Towards AC Feasibility of DCOPF Dispatch
Michael A. Boateng, Russell Bent, Sidhant Misra, Parikshit Pareek, Pascal Van Hentenryck, Daniel Molzahn
TL;DR
The paper tackles the gap between fast DCOPF solutions and the need for AC-feasible operation by introducing a DCOPF→ACPF pipeline that combines loss-aware DCOPF variants with a structured AC feasibility layer. It evaluates four DCOPF formulations (including LLLF, LQCP, and LLOA) and four AC feasibility variants (BASE, BTS, DS, SPF), demonstrating that the DC_LQCP→AC_SPF pipeline most effectively restores AC feasibility while minimizing violations and cost.
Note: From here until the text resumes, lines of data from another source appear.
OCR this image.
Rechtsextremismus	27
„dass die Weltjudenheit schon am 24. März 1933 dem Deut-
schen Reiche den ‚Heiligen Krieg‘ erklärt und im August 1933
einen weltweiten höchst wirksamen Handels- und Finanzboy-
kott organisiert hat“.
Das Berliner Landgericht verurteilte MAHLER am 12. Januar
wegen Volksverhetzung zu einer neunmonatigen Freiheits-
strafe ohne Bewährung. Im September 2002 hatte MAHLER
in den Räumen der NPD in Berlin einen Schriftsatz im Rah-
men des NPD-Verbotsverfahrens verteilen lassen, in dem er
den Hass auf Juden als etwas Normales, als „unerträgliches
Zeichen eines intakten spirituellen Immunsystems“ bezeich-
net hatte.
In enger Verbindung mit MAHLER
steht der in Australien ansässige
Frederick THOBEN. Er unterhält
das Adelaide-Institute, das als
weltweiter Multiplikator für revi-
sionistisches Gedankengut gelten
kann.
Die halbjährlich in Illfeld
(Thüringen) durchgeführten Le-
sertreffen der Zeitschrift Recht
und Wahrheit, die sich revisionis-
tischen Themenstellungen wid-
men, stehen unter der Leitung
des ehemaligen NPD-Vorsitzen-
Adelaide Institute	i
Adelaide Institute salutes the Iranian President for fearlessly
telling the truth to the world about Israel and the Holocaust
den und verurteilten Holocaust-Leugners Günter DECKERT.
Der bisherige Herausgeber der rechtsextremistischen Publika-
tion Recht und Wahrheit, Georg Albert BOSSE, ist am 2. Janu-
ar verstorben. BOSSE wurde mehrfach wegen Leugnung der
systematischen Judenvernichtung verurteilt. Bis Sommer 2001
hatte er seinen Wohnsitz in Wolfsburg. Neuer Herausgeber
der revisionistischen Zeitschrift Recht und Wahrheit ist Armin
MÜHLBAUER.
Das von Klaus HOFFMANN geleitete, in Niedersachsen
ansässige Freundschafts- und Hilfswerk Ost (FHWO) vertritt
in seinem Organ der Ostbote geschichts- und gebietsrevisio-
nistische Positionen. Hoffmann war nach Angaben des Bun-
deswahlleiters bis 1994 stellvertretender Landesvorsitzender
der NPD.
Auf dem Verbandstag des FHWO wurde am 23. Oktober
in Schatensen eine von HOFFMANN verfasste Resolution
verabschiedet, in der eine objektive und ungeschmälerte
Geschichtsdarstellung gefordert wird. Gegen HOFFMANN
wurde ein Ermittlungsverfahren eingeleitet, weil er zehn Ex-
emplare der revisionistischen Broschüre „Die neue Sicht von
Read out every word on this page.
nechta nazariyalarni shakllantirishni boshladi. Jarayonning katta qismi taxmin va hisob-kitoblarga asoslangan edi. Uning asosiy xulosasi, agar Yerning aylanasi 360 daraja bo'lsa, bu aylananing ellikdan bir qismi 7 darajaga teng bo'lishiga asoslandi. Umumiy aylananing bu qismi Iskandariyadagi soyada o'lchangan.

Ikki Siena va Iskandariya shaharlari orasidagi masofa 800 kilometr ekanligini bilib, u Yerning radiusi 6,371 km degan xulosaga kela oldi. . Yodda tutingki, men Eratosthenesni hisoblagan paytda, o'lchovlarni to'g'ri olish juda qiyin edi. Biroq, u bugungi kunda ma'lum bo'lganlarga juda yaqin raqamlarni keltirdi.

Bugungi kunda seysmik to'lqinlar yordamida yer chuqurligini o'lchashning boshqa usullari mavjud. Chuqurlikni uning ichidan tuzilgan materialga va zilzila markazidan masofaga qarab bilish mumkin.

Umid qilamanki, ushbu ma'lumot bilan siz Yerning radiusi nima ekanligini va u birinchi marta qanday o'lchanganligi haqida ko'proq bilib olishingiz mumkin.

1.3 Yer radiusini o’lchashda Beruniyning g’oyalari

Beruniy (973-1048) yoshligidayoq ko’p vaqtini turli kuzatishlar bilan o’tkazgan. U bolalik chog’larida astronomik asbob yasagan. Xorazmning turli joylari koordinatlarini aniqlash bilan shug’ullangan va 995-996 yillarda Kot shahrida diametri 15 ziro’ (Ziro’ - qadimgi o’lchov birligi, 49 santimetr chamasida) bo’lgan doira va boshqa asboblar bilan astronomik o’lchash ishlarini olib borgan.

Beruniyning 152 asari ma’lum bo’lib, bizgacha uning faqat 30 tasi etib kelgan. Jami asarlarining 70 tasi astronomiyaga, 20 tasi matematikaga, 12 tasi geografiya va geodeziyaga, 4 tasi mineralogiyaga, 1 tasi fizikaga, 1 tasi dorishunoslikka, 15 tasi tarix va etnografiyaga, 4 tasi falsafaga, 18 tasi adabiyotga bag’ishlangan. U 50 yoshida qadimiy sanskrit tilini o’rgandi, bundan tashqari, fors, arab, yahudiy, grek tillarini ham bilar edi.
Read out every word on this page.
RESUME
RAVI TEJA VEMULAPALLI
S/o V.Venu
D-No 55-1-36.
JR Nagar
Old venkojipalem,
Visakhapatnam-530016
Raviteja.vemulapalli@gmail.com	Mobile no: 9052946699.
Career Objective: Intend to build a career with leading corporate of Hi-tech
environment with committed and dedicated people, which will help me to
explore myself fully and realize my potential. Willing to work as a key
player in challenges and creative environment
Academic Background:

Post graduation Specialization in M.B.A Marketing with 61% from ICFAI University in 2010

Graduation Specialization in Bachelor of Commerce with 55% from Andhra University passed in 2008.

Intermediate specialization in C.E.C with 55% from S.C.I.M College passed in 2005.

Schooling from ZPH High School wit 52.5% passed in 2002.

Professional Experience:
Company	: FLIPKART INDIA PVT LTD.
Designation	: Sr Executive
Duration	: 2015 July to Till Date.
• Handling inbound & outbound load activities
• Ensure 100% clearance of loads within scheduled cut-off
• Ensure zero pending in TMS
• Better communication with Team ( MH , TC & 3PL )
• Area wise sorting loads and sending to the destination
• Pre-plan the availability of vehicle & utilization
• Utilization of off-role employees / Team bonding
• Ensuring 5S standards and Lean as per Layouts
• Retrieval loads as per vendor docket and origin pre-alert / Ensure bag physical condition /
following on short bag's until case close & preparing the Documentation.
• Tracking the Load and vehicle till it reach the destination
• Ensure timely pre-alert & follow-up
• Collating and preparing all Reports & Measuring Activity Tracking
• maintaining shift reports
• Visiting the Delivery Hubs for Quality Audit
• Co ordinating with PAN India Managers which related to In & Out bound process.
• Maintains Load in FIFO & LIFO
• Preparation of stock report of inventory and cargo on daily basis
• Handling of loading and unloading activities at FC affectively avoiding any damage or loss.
The study reports substantial improvements on large-scale networks (e.g., a 13,659-bus system) with mean reductions in cost differences and mean absolute error by 93% and 75%, respectively, and large reductions in inequality constraint violations under extreme loading. The results underscore the practical value of loss-aware DC dispatch paired with a structured, distributed-slack AC recovery, offering a scalable pathway for AC-feasible operations in DC-operated markets; future work points toward end-to-end self-supervised learning to further enhance efficiency and scalability.
Abstract
DC Optimal Power Flow (DCOPF) is widely utilized in power system operations due to its simplicity and computational efficiency. However, its lossless, reactive power-agnostic model often yields dispatches that are infeasible under practical operating scenarios such as the nonlinear AC power flow (ACPF) equations. While theoretical analysis demonstrates that DCOPF solutions are inherently AC-infeasible, their widespread industry adoption suggests substantial practical utility. This paper develops a unified DCOPF-ACPF pipeline to recover AC feasible solutions from DCOPF-based dispatches. The pipeline uses four DCOPF variants and applies AC feasibility recovery using both distributed slack allocation and PV/PQ switching. The main objective is to identify the most effective pipeline for restoring AC feasibility. Evaluation across over 10,000 dispatch scenarios on various test cases demonstrates that the structured ACPF model yields solutions that satisfy both the ACPF equations, and all engineering inequality constraints. In a 13,659 bus case, the mean absolute error and cost differences between DCOPF and ACOPF are reduced by 75% and 93%, respectively, compared to conventional single slack bus methods. Under extreme loading conditions, the pipeline reduces inequality constraint violations by a factor of 3 to 5.